Old Britton, Frears sente il fascino dell'esotico, la nostalgia di terre di avventura e di mistero dove i suoi padri la fecero da padroni. Così, si sofferma sulla preziosa babbuccia che si posa sul predellino della carrozza prima di inquadrare chi ne discende. La tenera sposa, che viaggia con mamma, dietro una cortina tenebrosa cela lo splendore di un mega-piercing da Mille e una Notte.
Ci sono anche disinvolture. Improbabile che un buon fedele come Abdul si pieghi al feticismo di baciar pantofole. Ancor meno credibile che porti addosso un'effigie umana incastonata, per giunta, in un monile a forma di croce.
Altra coincidenza, incresciosa. Il film chiude con il nostro eroe, in Patria, in un vialetto di rose, ai piedi della statua della sua Regina; sullo sfondo, immerso nella nebbia, il profilo del Taj Mahal. Finale fiabesco.
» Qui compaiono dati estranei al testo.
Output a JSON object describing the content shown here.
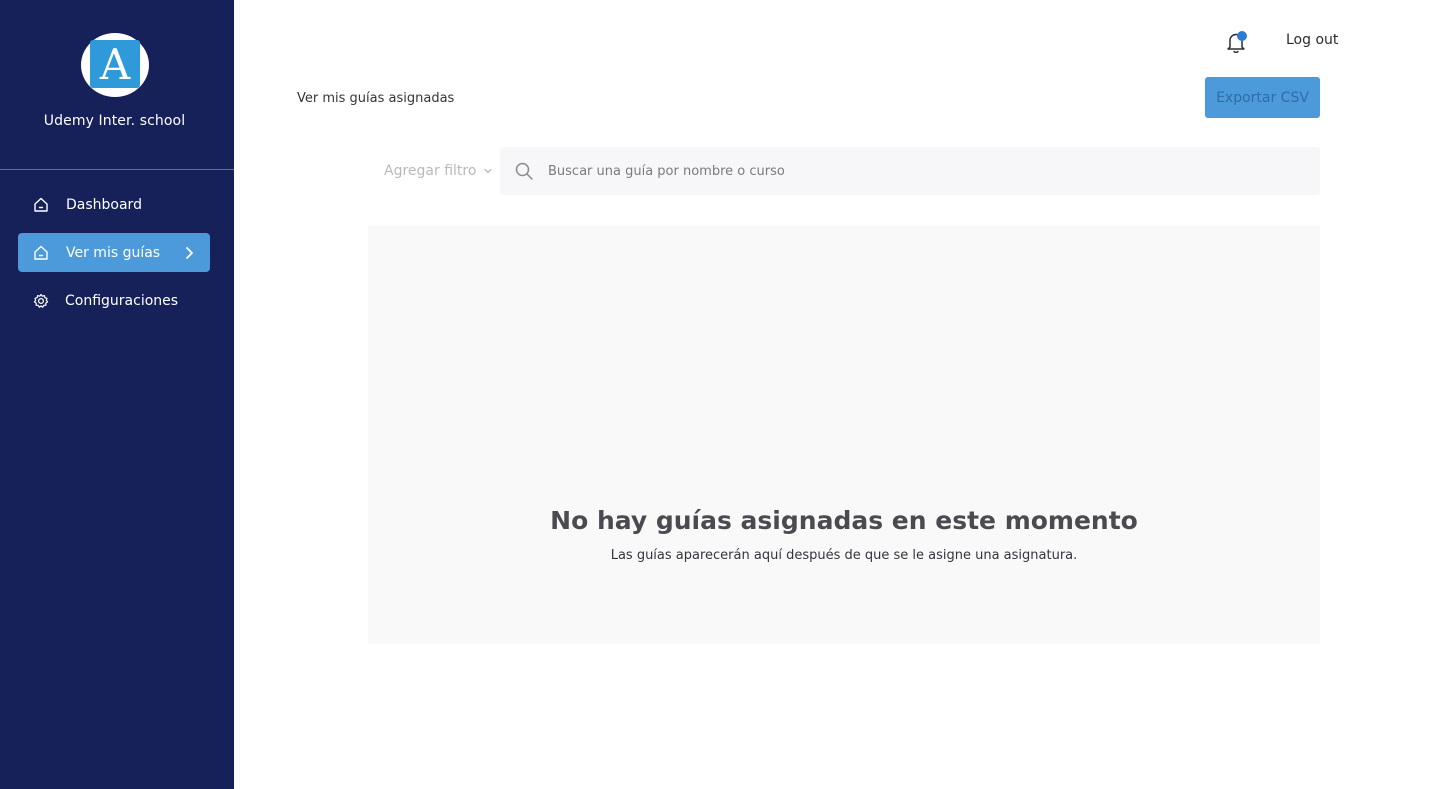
{
  "sidebar": {
    "logo_letter": "A",
    "brand_name": "Udemy Inter. school",
    "items": [
      {
        "label": "Dashboard",
        "icon": "home-icon",
        "active": false
      },
      {
        "label": "Ver mis guías",
        "icon": "home-icon",
        "active": true
      },
      {
        "label": "Configuraciones",
        "icon": "gear-icon",
        "active": false
      }
    ]
  },
  "topbar": {
    "logout_label": "Log out",
    "bell_icon": "bell-icon",
    "has_notification": true
  },
  "header": {
    "title": "Ver mis guías asignadas",
    "export_label": "Exportar CSV"
  },
  "filters": {
    "filter_label": "Agregar filtro",
    "search_placeholder": "Buscar una guía por nombre o curso",
    "search_value": ""
  },
  "empty_state": {
    "title": "No hay guías asignadas en este momento",
    "subtitle": "Las guías aparecerán aquí después de que se le asigne una asignatura."
  },
  "colors": {
    "sidebar_bg": "#16215a",
    "accent": "#4c9ad9",
    "logo_blue": "#2e9ad9",
    "notification_dot": "#2e7bd4",
    "panel_bg": "#faf9fa"
  }
}
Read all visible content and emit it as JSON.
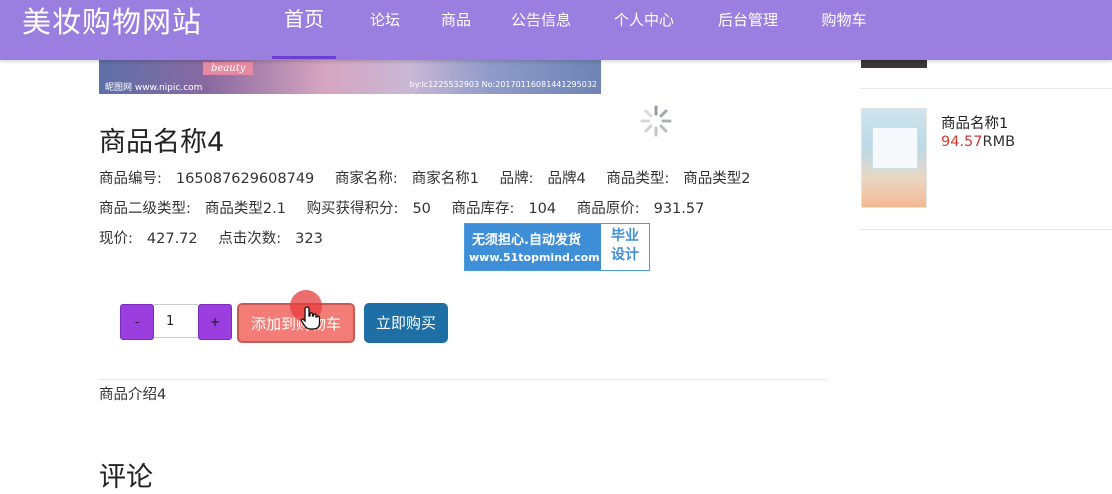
{
  "brand": "美妆购物网站",
  "nav": [
    {
      "label": "首页",
      "active": true
    },
    {
      "label": "论坛"
    },
    {
      "label": "商品"
    },
    {
      "label": "公告信息"
    },
    {
      "label": "个人中心"
    },
    {
      "label": "后台管理"
    },
    {
      "label": "购物车"
    }
  ],
  "banner": {
    "tag": "beauty",
    "watermark_left": "昵图网 www.nipic.com",
    "watermark_right": "by:lc1225532903 No:20170116081441295032"
  },
  "product": {
    "title": "商品名称4",
    "fields": [
      {
        "label": "商品编号:",
        "value": "165087629608749"
      },
      {
        "label": "商家名称:",
        "value": "商家名称1"
      },
      {
        "label": "品牌:",
        "value": "品牌4"
      },
      {
        "label": "商品类型:",
        "value": "商品类型2"
      },
      {
        "label": "商品二级类型:",
        "value": "商品类型2.1"
      },
      {
        "label": "购买获得积分:",
        "value": "50"
      },
      {
        "label": "商品库存:",
        "value": "104"
      },
      {
        "label": "商品原价:",
        "value": "931.57"
      },
      {
        "label": "现价:",
        "value": "427.72"
      },
      {
        "label": "点击次数:",
        "value": "323"
      }
    ],
    "quantity": {
      "minus": "-",
      "value": "1",
      "plus": "+"
    },
    "add_to_cart": "添加到购物车",
    "buy_now": "立即购买",
    "description": "商品介绍4"
  },
  "watermark_badge": {
    "line1": "无须担心.自动发货",
    "line2": "www.51topmind.com",
    "right": "毕业设计"
  },
  "comments_title": "评论",
  "sidebar": {
    "item": {
      "name": "商品名称1",
      "price": "94.57",
      "unit": "RMB"
    }
  },
  "colors": {
    "nav_bg": "#9b7fe0",
    "qty_btn": "#9b3ee0",
    "cart_btn": "#f47c76",
    "buy_btn": "#1e6fa5",
    "price": "#d63a2f"
  }
}
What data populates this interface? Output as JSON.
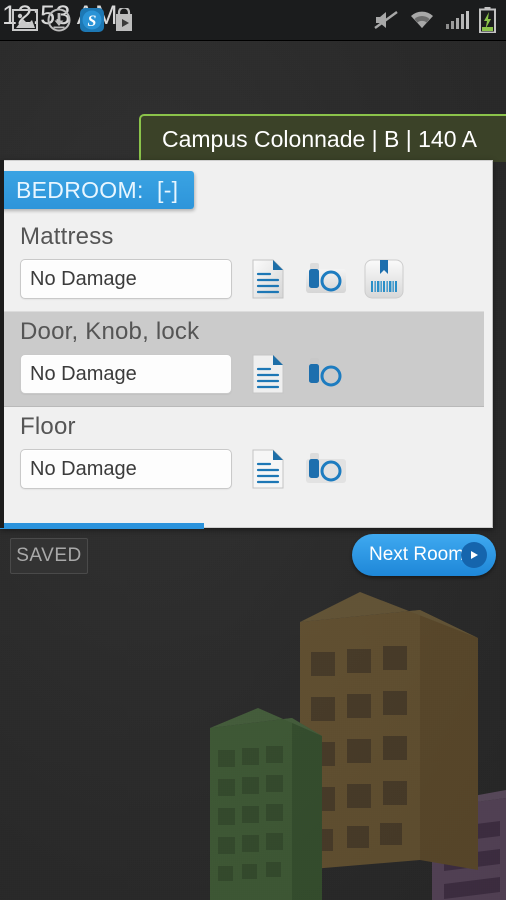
{
  "status_bar": {
    "time": "12:53 AM",
    "left_icons": [
      {
        "name": "gallery-icon",
        "label": "Gallery"
      },
      {
        "name": "download-icon",
        "label": "Download"
      },
      {
        "name": "skype-icon",
        "label": "S"
      },
      {
        "name": "play-store-icon",
        "label": "Play Store"
      }
    ],
    "right_icons": [
      {
        "name": "mute-icon",
        "label": "Muted"
      },
      {
        "name": "wifi-icon",
        "label": "Wi-Fi"
      },
      {
        "name": "cellular-signal-icon",
        "label": "Signal"
      },
      {
        "name": "battery-charging-icon",
        "label": "Charging"
      }
    ]
  },
  "header": {
    "room_title": "Campus Colonnade | B | 140 A",
    "accent_border": "#8bc34a",
    "background": "#3b4228"
  },
  "panel": {
    "section_tab": "BEDROOM:  [-]",
    "section_tab_color": "#2e95da",
    "rows": [
      {
        "label": "Mattress",
        "value": "No Damage",
        "placeholder": "No Damage",
        "highlighted": false,
        "icons": [
          "notes-icon",
          "camera-icon",
          "barcode-icon"
        ]
      },
      {
        "label": "Door, Knob, lock",
        "value": "No Damage",
        "placeholder": "No Damage",
        "highlighted": true,
        "icons": [
          "notes-icon",
          "camera-icon"
        ]
      },
      {
        "label": "Floor",
        "value": "No Damage",
        "placeholder": "No Damage",
        "highlighted": false,
        "icons": [
          "notes-icon",
          "camera-icon"
        ]
      }
    ],
    "scroll_progress_percent": 41
  },
  "footer": {
    "saved_label": "SAVED",
    "next_room_label": "Next Room",
    "next_room_color": "#2b93dc"
  }
}
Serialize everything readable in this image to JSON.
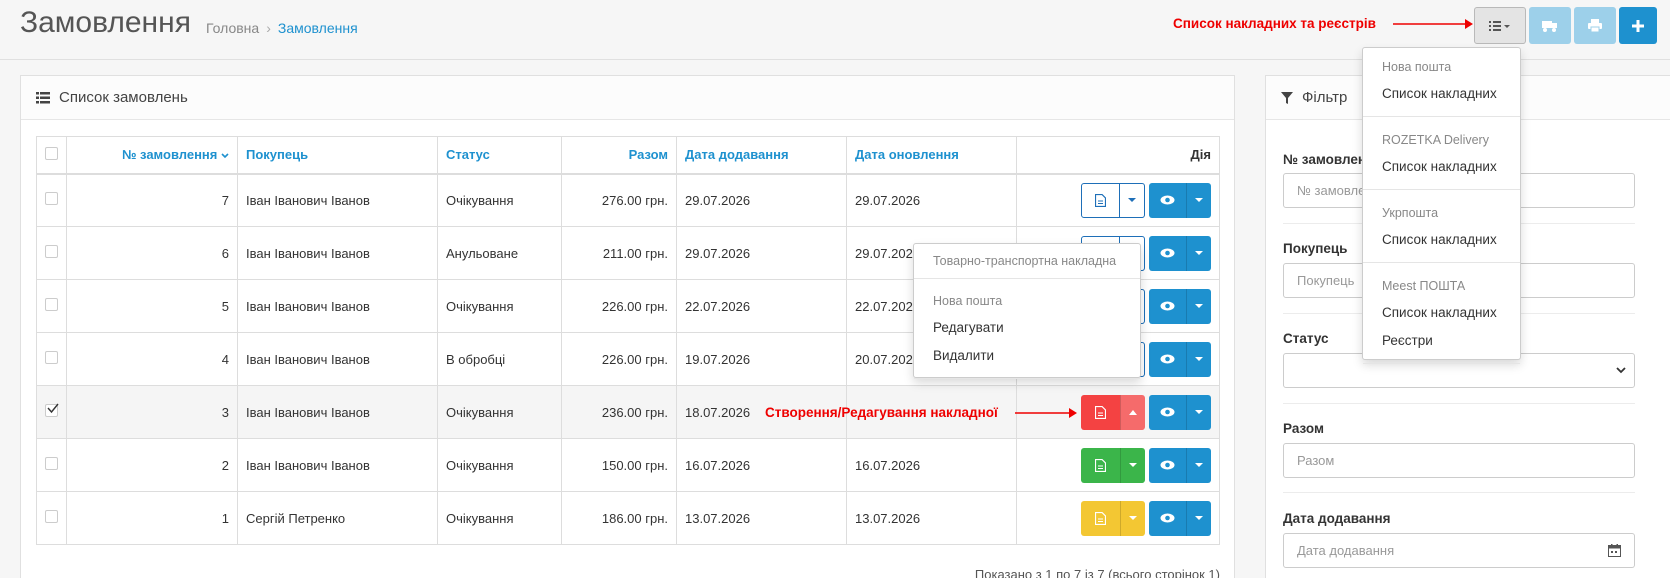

Rovinato dalle notizie che giungono in questi giorni (ottobre 2017) proprio da qielle parti. "L'inno all'amore eterno" non gode di buona stampa, non verrà fatto brillare come i Budda di Bamiyan ma è considerato "una macchia".
Un infortunio per Frears nel caso avesse voluto farci trovare in Abdul & Victoria una morale come in ogni favola che si rispetti.